(Depuis Washington, États-Unis) Le week-end dernier, Donald Trump a eu un entretien téléphonique avec Nicolas Maduro pour l'avertir que les États-Unis multiplieront les actions militaires s'ils n'abandonnent pas Caracas à court terme.
Le secrétaire d'État et conseiller à la sécurité nationale, Marco Rubio, a participé à la communication entre le leader républicain et le dictateur du Venezuela.
L'inclusion de Rubio dans les contacts avec Maduro implique que l'administration républicaine a déjà exclu des tactiques alternatives avec le régime populiste -les contrats pétroliers, par exemple-, qui ont été proposées dans d'autres espaces de pouvoir à la Maison Blanche comme moyen de négociation pour entamer la transition vénézuélienne.
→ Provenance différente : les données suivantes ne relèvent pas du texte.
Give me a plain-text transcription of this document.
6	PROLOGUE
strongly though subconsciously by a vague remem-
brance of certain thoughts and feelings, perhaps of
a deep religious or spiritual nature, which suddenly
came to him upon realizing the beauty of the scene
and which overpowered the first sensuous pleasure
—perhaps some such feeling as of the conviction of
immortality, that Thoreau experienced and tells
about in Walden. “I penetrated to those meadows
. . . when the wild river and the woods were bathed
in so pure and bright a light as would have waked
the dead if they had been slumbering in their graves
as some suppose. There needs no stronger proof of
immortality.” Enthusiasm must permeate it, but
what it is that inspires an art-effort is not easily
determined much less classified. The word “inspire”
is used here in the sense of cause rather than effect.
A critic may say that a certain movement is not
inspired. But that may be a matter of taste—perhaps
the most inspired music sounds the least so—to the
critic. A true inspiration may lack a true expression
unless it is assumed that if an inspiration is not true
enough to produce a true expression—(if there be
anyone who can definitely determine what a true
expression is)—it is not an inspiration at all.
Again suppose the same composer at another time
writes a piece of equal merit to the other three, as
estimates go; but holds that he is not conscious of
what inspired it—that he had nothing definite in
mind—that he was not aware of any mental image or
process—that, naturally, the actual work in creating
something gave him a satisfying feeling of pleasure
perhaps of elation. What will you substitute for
Dans sa conversation avec Maduro, Trump n’a proposé ni table de négociation, ni feuille de route pour permettre au dictateur vénézuélien de gagner du temps en sa faveur face au siège militaire déployé par le Pentagone.
Au contraire, le président des États-Unis a ratifié avant Maduro sa décision politique de mettre fin aux cartels de la drogue qui opèrent sous la protection du palais de Miraflores.
Au cours de l'entretien téléphonique, Trump a établi qu'avec Maduro, les principales figures du régime qui profitaient du commerce illégal – drogue, armes, pétrole – et mettaient en place un système répressif qui viole systématiquement les droits de l'homme, devaient quitter le Venezuela.
Dans ce contexte, si le dictateur vénézuélien quitte Caracas comme le demande Trump, au moins Diosdado Cabello, Vladimir Padrino et les frères Delcy et Jorge Rodríguez, membres clés de la nomenclature qui opère avec Maduro, devraient fuir à ses côtés.
Au début des négociations secrètes entre l’administration républicaine et la dictature vénézuélienne, la possibilité de permettre à Maduro de quitter Caracas et de laisser la transition démocratique entre les mains de Delcy et Jorge Rodríguez a été analysée.
Maintenant, ce n’est même pas cela : Trump exige que Maduro et ses dirigeants s’enfuient à court terme.

Trump a assuré à Maduro que les pressions politiques et militaires sur le régime allaient se multiplier avec le temps, et il a tenu parole.
Quelques heures après la communication téléphonique avec Maduro, le secrétaire d'État a confirmé que le Cartel des Soleils avait été désigné comme organisation terroriste étrangère (FTO).
Maduro est à la tête du Cartel des Soleils, et sa désignation comme organisation terroriste étrangère permet à l’administration Trump de coincer le régime populiste.
Le Pentagone a mis en place un siège militaire au large des côtes du Venezuela, tandis que le secrétaire au Trésor et le Département d’État disposent de toutes les ressources juridiques qui leur permettent d’étouffer la dictature et d’attaquer des cibles stratégiques sur le territoire vénézuélien.
Seuls Trump et Rubio connaissent en profondeur les prochaines étapes de l'offensive militaire contre le Venezuela, mais à la Maison Blanche il y a déjà une certitude : les opérations s'intensifieront entre début décembre et mi-janvier, et les cibles sont au Venezuela et appartiennent à l'infrastructure et à la logistique du Cartel des Soleils.
« Ils ont probablement remarqué que les gens ne veulent plus livrer de drogue par voie maritime, et nous allons commencer à les arrêter par voie terrestre. De plus, par voie terrestre, c'est plus facile, mais cela va commencer très bientôt. Nous les avons avertis de cesser d'envoyer du poison à notre pays », a déclaré Trump lors d'un contact Zoom qu'il a eu avec l'armée pendant Thanksgiving.
« C'est une invention », a déclaré un porte-parole du gouvernement américain.
Edmundo González Urrutia et María Corina Machado, leaders de l'opposition, attendent que Maduro quitte Caracas pour prendre la tête du gouvernement démocratique.
Une possibilité que l’administration républicaine estime possible compte tenu de la pression que Trump exerce sur Maduro.